El  demandante no cumplió con dicha obligación. En el  escrito, enfocó su discurso en sostener que el Tribunal no  tuvo en cuenta, o desestimó erradamente, la evidencia que  aportó el defensor en la audiencia del artículo 447 de  la Ley 906 de 2004 y que, según él, permitía  inferir que en el caso de la procesada se reunían los  requisitos para predicarle la calidad de madre cabeza de familia.  

Por  otra parte, en el desarrollo de la demanda, el censor ni siquiera se  preocupó por refutar los fundamentos de hecho en los cuales se  apoyaron las instancias en aras de adoptar la conclusión según  la cual a ROSANA MARÍA AREISA CORREA no podía  asignársele tal condición.  

De  la simple lectura del fallo atacado, la Sala advierte que no solo el  Tribunal tuvo en cuenta toda la evidencia que aportó el  defensor con el fin de demostrar que aquella era cabeza de familia,  sino además concluyó que no revelaban «la  verdadera situación de la menor a cargo de la procesada»3.  

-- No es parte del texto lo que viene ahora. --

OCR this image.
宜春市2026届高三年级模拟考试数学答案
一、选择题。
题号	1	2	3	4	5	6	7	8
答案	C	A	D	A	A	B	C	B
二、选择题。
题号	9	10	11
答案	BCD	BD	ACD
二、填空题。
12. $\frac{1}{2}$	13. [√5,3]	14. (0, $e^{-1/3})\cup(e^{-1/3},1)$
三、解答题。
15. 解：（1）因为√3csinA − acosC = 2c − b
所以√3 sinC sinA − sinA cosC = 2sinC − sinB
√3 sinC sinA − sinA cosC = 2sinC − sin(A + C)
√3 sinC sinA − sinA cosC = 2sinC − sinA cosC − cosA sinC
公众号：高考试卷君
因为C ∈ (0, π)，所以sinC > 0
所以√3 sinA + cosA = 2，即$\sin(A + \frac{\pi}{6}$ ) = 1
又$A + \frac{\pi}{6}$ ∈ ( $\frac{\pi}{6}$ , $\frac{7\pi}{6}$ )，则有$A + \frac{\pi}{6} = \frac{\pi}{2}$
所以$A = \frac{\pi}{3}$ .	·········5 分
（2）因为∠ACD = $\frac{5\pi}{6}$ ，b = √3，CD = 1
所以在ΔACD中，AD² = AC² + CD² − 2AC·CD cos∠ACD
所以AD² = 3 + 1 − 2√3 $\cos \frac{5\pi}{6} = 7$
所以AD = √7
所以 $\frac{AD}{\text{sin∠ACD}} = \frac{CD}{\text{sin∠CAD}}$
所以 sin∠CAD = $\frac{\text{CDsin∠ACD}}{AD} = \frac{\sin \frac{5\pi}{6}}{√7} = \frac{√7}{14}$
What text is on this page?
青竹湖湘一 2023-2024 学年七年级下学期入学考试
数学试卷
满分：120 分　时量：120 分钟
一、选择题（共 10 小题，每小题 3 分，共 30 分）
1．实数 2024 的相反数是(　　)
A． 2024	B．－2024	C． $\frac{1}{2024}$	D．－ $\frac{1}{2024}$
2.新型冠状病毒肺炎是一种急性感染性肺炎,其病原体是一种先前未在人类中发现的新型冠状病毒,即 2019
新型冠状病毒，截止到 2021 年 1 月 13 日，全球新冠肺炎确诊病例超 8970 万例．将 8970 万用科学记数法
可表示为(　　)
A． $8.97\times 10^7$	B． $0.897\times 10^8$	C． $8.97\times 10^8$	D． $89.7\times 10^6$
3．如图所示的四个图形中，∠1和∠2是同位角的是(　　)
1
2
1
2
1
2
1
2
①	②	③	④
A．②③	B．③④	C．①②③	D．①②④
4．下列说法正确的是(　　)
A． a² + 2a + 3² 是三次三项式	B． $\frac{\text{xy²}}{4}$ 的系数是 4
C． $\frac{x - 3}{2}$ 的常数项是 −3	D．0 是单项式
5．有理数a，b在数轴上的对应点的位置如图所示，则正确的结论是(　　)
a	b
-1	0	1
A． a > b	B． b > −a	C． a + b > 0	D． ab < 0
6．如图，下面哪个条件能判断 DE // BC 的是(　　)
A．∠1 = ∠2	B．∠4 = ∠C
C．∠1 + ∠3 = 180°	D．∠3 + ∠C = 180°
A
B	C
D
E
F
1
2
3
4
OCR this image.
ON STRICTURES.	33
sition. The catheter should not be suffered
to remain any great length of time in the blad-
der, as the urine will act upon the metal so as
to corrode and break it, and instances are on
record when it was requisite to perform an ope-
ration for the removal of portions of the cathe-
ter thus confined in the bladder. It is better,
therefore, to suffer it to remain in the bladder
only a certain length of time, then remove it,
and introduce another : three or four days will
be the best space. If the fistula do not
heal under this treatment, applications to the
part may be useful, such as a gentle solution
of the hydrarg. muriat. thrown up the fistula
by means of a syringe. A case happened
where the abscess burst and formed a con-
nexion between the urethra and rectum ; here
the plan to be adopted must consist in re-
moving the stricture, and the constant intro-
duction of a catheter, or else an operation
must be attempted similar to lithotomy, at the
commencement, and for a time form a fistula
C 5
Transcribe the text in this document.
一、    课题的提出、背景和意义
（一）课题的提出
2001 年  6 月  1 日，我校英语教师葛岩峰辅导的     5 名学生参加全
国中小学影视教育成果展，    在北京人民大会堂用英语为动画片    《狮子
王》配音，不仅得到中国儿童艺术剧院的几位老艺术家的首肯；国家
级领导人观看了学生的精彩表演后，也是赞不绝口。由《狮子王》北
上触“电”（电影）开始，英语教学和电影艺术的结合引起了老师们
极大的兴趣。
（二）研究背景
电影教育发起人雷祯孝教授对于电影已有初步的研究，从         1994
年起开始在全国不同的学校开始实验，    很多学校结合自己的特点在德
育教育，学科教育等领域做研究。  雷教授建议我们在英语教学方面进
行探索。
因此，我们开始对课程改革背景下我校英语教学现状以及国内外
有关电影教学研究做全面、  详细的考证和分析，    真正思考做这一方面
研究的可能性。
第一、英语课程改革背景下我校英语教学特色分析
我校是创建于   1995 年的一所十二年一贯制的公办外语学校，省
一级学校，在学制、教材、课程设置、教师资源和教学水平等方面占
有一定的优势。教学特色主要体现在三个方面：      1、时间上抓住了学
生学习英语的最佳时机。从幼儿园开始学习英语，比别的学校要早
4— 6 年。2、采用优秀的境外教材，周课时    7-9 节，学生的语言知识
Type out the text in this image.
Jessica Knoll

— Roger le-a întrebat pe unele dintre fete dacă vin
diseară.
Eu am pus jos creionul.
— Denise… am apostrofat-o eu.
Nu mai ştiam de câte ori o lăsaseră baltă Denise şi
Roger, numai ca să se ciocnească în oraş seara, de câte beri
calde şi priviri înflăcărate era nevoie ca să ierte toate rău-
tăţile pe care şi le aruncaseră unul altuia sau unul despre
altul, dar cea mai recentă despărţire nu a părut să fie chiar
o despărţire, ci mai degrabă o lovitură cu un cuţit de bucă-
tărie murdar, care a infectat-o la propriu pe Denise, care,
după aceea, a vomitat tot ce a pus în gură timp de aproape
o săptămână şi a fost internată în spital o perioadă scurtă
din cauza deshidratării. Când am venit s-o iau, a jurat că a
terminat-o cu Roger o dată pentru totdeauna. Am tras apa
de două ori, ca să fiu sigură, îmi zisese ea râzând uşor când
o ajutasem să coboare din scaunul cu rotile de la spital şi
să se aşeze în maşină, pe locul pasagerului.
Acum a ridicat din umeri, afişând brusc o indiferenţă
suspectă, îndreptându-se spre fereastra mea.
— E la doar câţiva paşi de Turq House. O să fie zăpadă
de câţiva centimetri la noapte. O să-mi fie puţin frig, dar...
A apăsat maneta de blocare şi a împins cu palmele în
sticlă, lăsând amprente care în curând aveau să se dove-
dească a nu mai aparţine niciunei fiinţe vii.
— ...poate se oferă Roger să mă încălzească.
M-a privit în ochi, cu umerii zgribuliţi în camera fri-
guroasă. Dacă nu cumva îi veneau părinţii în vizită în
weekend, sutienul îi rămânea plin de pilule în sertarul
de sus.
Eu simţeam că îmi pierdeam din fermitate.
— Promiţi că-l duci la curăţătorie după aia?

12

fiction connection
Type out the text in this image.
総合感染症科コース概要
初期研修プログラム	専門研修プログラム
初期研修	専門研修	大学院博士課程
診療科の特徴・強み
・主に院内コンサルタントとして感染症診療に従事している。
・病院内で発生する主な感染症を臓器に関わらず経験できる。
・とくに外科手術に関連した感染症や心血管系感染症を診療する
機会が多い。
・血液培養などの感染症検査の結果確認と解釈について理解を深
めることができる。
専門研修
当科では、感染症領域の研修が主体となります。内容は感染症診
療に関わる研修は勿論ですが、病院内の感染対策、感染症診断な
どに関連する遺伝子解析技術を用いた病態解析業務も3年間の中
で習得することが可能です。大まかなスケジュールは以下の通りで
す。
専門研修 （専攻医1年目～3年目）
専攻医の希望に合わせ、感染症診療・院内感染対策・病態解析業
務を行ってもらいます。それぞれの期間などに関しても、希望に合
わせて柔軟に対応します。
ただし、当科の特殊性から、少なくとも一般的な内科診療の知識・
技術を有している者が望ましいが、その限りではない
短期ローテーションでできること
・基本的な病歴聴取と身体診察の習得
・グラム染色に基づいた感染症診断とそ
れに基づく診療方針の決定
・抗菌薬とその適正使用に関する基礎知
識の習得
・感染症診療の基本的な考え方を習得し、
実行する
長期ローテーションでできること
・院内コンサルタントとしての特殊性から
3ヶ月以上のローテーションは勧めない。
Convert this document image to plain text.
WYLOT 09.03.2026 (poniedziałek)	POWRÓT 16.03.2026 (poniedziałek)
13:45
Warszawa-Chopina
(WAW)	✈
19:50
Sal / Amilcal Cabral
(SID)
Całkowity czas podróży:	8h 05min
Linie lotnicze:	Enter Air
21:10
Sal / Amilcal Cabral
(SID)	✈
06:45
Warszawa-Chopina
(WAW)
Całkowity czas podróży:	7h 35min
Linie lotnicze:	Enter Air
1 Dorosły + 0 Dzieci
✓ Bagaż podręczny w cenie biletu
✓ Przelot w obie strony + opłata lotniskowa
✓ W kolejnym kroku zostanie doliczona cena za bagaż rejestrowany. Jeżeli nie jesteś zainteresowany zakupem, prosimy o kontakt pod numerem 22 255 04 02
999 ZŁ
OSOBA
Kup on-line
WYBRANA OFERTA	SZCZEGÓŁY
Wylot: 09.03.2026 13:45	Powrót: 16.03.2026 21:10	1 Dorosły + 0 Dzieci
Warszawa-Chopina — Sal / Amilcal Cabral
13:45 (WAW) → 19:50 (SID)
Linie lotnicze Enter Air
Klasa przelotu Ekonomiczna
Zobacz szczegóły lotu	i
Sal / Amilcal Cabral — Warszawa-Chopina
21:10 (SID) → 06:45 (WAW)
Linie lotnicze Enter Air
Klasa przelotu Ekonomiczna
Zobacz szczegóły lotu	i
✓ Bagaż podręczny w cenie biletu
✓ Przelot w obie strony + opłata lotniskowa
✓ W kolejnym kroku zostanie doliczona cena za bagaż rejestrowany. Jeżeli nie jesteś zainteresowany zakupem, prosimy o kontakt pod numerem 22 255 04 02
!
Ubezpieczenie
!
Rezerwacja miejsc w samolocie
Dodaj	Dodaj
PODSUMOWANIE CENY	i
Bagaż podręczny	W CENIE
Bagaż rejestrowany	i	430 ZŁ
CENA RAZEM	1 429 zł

Tampoco  se preocupó por refutar por las afirmaciones del ad quem  conforme a las cuales ROSANA MARÍA AREISA CORREA no podía  estar a cargo del grupo familiar, en tanto había manifestado  «que  no tiene trabajo y que vivía con sus hijos  mayores, quienes asumían las obligaciones de la familia»4.  O que era «evidente  que la menor de quien se pide protección cuenta con otros  miembros del grupo familiar que, incluso antes de la detención  de su madre, la asistían»5.  Y mucho menos explicó las razones por las cuales el interés  superior de la niña se cumpliría a satisfacción  con la presencia de esta persona en la casa, cuando los mismos hechos  del caso indican que se dedicaba a actividades de narcotráfico  con otros miembros de su familia, en este caso, con un hijo de  diecinueve (19) años de edad.  

3.  En  este orden de ideas, el discurso de la defensa no es suficiente para  controvertir el fallo impugnado ni tampoco para demostrar algún  error de trámite o juicio. Por lo tanto, la demanda no será  admitida.  

Y  como la Sala tampoco advierte de forma manifiesta la necesidad de  cumplir con alguno de los fines de la casación señalados  en el artículo 180 de la Ley 906 de 2004, ningún  pronunciamiento oficioso hará contra la decisión  dictada por el juez plural.  

Contra  lo aquí adoptado, es procedente el mecanismo de insistencia en  los términos explicados por la Corte a partir del fallo CSJ  SP, 12 sep. 2005, rad. 24322.  

IV.  DECISIÓN  

En  mérito de lo expuesto, la CORTE  SUPREMA DE JUSTICIA,  SALA  DE CASACIÓN PENAL,  

RESUELVE  

No  admitir la demanda de casación presentada por el abogado de  ROSANA MARÍA AREISA CORREA contra  el fallo proferido  por el Tribunal Superior del Distrito Judicial de Antioquia.  

Según  el artículo 184 de la Ley 906 de 2004, es facultad del actor  elevar petición de insistencia frente a lo decidido.  

Notifíquese  y cúmplase  

LUIS  ANTONIO HERNÁNDEZ BARBOSA  

JOSÉ  FRANCISCO ACUÑA VIZCAYA  

JOSÉ  LUIS BARCELÓ CAMACHO  

FERNANDO  LEÓN BOLAÑOS PALACIOS  

FERNANDO  ALBERTO CASTRO CABALLERO  

EUGENIO  FERNÁNDEZ CARLIER  

EYDER  PATIÑO CABRERA  

PATRICIA  SALAZAR CUÉLLAR  

LUIS  GUILLERMO SALAZAR OTERO  

NUBIA  YOLANDA NOVA GARCÍA  

Secretaria  

1

                    

Folios          122-123 de la actuación principal.  

2

                    

Folio 124 ibídem.  

3

                    

Folio 99 (reverso)          ibídem.  

4          Folio 100 ibídem.  

5          Ibídem.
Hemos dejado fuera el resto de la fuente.